Stephen Raveendra, Hyderabad Police Commissioner
Is Hyderabad fast becoming a Mumbai in crime map of the country? Disputes over lands are being established as cause of crimes. In three months there were three grave crimes involving land and cash and using firearms beside one alleged conspiracy to kill a sitting minister. The disputes are not inter-party but intraparty. MLA and Mayor, Minister and MLA and Mayor and a Member of Municipal Council are at loggerheads. Ironically, most of them are in the ruling TRS.
V. Srinivas Goud is a prominent minister in the TRS cabinet. He hails from Mahabubnagar which is the native district of BJP leaders Jitender Reddy and DK Aruna. Erra Satyam, an upcoming leader, was killed in the district many years ago. On March 1, the former MP Jitender Reddy claimed that four of his associates were kidnapped from his residence in Delhi. The next day, Wednesday, evening Cyberabad police announced that it was their sleuths who picked up those four persons and cracked the alleged conspiracy to kill Minister Srinivas Goud. DK Aruna was quick to reject the police claim and said it was an operation conducted by the pliant police at the behest of the minister. She said the minister was involved in land disputes.
However, Commissioner of Police Stephen Raveendra said that it was Jitender Reddy’s men, namely Madhusudan Raju and Amarender Raju who tried to engage hired killers. “We are still verifying the role of the former MP in the conspiracy. His personal assistant and driver Thapa provided shelter to Manuru Ravi, Madhusudan Raju at Jitender Reddy’s South Avenue residence in Delhi.” Ravindra said Jitender’s personal Assistant Raju had contacted Farooq, with criminal history, with a proposal to kill Goud promising to pay Rs 15 crore. Farooq was reportedly frightened and shared the details with his friend Hyder Ali. On coming to know that Farooq had leaked the conspiracy theory, according to Raveendra, Raju wanted to eliminate both Farooq and Hyder Ali. Farooq and Ali were chased by Raju’s men in Hyderabad Yadaiah, Nagaraj and Vishwanath at Suchitra on Feb 25. Farooq and Ali managed to escape the chasers and complained at Pet-Basheerabad police station. Stephen Raveendra said the police started investigation based on the complaint. During interrogation, Nagaraju was said to have spilled the beans. Jitender Reddy termed the charges as baseless and the four kidnapped persons were given ‘accommodation’ and not ‘shelter’ at his residence.
Stephen Raveendra also said, “We have recovered 9 mm pistol with two live rounds and a country-made revolver with six rounds from the possession of the accused.” This is an alarming revelation. Firearms have come to be used on a regular basis by the alleged criminals in land issues.

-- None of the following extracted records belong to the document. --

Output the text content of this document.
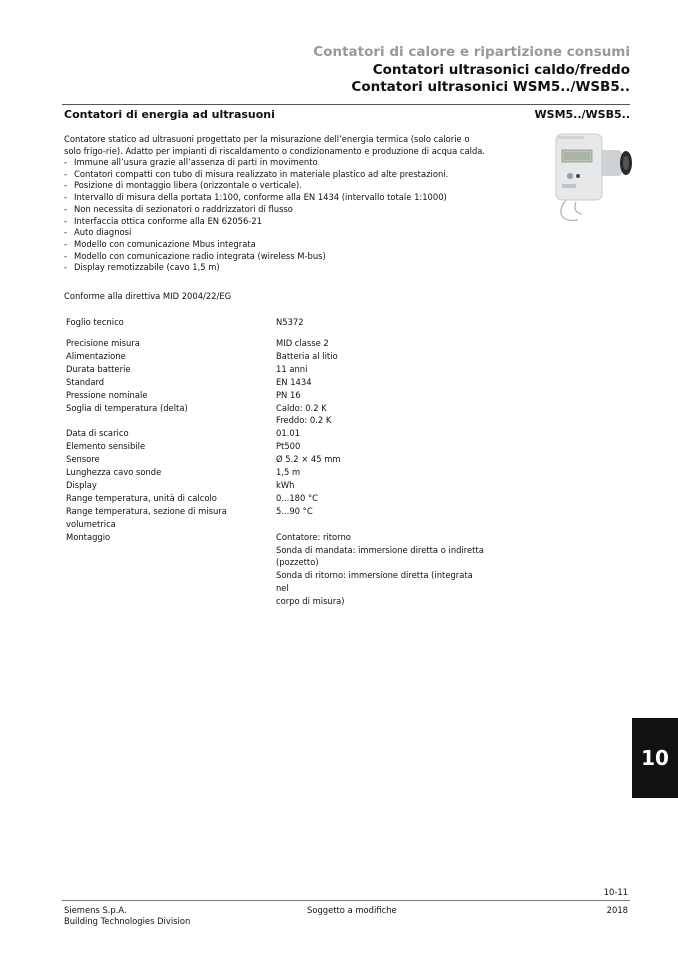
Contatori di calore e ripartizione consumi
Contatori ultrasonici caldo/freddo
Contatori ultrasonici WSM5../WSB5..
Contatori di energia ad ultrasuoni	WSM5../WSB5..
Contatore statico ad ultrasuoni progettato per la misurazione dell’energia termica (solo calorie o solo frigo-rie). Adatto per impianti di riscaldamento o condizionamento e produzione di acqua calda.
- Immune all’usura grazie all’assenza di parti in movimento
- Contatori compatti con tubo di misura realizzato in materiale plastico ad alte prestazioni.
- Posizione di montaggio libera (orizzontale o verticale).
- Intervallo di misura della portata 1:100, conforme alla EN 1434 (intervallo totale 1:1000)
- Non necessita di sezionatori o raddrizzatori di flusso
- Interfaccia ottica conforme alla EN 62056-21
- Auto diagnosi
- Modello con comunicazione Mbus integrata
- Modello con comunicazione radio integrata (wireless M-bus)
- Display remotizzabile (cavo 1,5 m)
Conforme alla direttiva MID 2004/22/EG
Foglio tecnico	N5372
Precisione misura	MID classe 2
Alimentazione	Batteria al litio
Durata batterie	11 anni
Standard	EN 1434
Pressione nominale	PN 16
Soglia di temperatura (delta)	Caldo: 0.2 K
	Freddo: 0.2 K
Data di scarico	01.01
Elemento sensibile	Pt500
Sensore	Ø 5.2 × 45 mm
Lunghezza cavo sonde	1,5 m
Display	kWh
Range temperatura, unità di calcolo	0...180 °C
Range temperatura, sezione di misura volumetrica	5...90 °C
Montaggio	Contatore: ritorno
	Sonda di mandata: immersione diretta o indiretta
	(pozzetto)
	Sonda di ritorno: immersione diretta (integrata nel
	corpo di misura)
10
10-11
Siemens S.p.A.
Building Technologies Division
Soggetto a modifiche	2018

Unidentified persons gunned down two persons, a real estate businessman and his acquaintance near Patelguda village of Ibrahimpatnam on eastern part of Hyderabad. Short firearms were used in the double murder. The victims were Srinivas Reddy and his friend Raghavender Reddy. The police who have been investigating the case suspect disputes over real estate venture as the cause of murder. Rachakonda Police Commissioner Mahesh Bhagwat visited the crime scene and constituted special teams to crack the case.
A realtor was killed by his cousin at Tirumalgherry two months earlier and the robbery at Siddipet and the twin murders at Ibrahimpatnam involved firearms. In the Tirumalgherry murder in December 2021, the prime accused Narendra Reddy secured two country-made pistols from Madhya Pradesh through a middleman for Rs. 30,000 to kill his cousin Vijayabhaskar Reddy. The dispute was over land. In the robbery of Rs.43 lakh near Sub-Registrar office in Siddipet at gunpoint, the accused admitted to have secured two pistols from Madhya Pradesh.

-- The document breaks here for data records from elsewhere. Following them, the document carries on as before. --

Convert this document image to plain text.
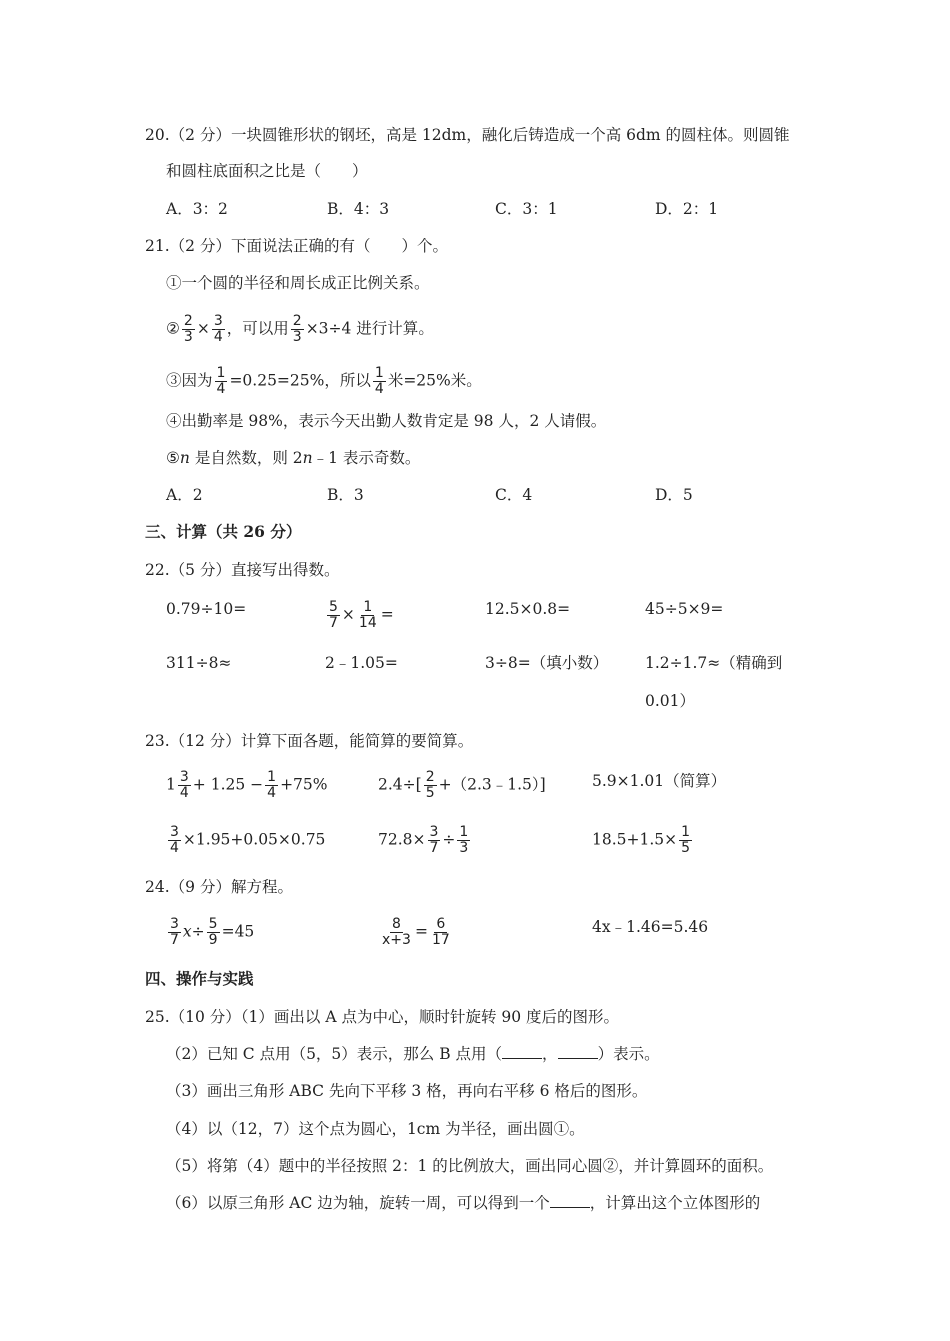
20.（2 分）一块圆锥形状的钢坯，高是 12dm，融化后铸造成一个高 6dm 的圆柱体。则圆锥
和圆柱底面积之比是（　　）
A．3：2	B．4：3	C．3：1	D．2：1
21.（2 分）下面说法正确的有（　　）个。
①一个圆的半径和周长成正比例关系。
② $\frac{2}{3} \times \frac{3}{4}$ ，可以用 $\frac{2}{3} \times 3\div 4$ 进行计算。
③因为 $\frac{1}{4} =0.25=25\%$，所以 $\frac{1}{4}$ 米=25%米。
④出勤率是 98%，表示今天出勤人数肯定是 98 人，2 人请假。
⑤n 是自然数，则 2n﹣1 表示奇数。
A．2	B．3	C．4	D．5
三、计算（共 26 分）
22.（5 分）直接写出得数。
0.79÷10=	$\frac{5}{7} \times \frac{1}{14}$ =	12.5×0.8=	45÷5×9=
311÷8≈	2﹣1.05=	3÷8=（填小数） 1.2÷1.7≈（精确到
0.01）
23.（12 分）计算下面各题，能简算的要简算。
$1 \frac{3}{4} + 1.25 - \frac{1}{4} +75\%$	$2.4\div[ \frac{2}{5}$ +（2.3﹣1.5）]	5.9×1.01（简算）
$\frac{3}{4} \times 1.95+0.05\times 0.75$	$72.8\times \frac{3}{7} \div \frac{1}{3}$	$18.5+1.5\times \frac{1}{5}$
24.（9 分）解方程。
$\frac{3}{7} x\div \frac{5}{9} =45$	$\frac{8}{x+3} = \frac{6}{17}$	4x﹣1.46=5.46
四、操作与实践
25.（10 分）（1）画出以 A 点为中心，顺时针旋转 90 度后的图形。
（2）已知 C 点用（5，5）表示，那么 B 点用（	，	）表示。
（3）画出三角形 ABC 先向下平移 3 格，再向右平移 6 格后的图形。
（4）以（12，7）这个点为圆心，1cm 为半径，画出圆①。
（5）将第（4）题中的半径按照 2：1 的比例放大，画出同心圆②，并计算圆环的面积。
（6）以原三角形 AC 边为轴，旋转一周，可以得到一个	，计算出这个立体图形的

Dharani, the digital substitute for the good old pahani, appears to be the cause of unending litigations about ownership of lands in and around Hyderabad whose prices have skyrocketed. This also is the reason for the increasing incidence of crime regarding land issues. The Government is citing increase in land prices as a sign of development. One acre of land fifty kilo meters away from the city costs one crore and if it is on the side of highway, it would fetch Rs. 5 crore. In a developed State, housing, education, health and transport should be affordable. It is not the case in Telangana. A middle class salaried person cannot afford to buy a double bedroom apartment which would now cost anywhere from Rs 75 lakh to 1 crore. Is making basic necessities prohibitively expensive the sign of development?
Chief Minister K Chandrasekhar Rao has to bestow his attention on this menace and stop the rot in time so that it would not snowball into a crisis. Bombay underworld activities, kidnapping and bomb blasts started with a dispute about a house and a land. Then it became a phenomenon. This kind of culture was never there in Telangana even in undivided Andhra Pradesh. This environment would affect the social, cultural and economic lives of the people and gangsterism will become the order of the day. Hyderabad will become another Mumbai. It is terrible even to imagine.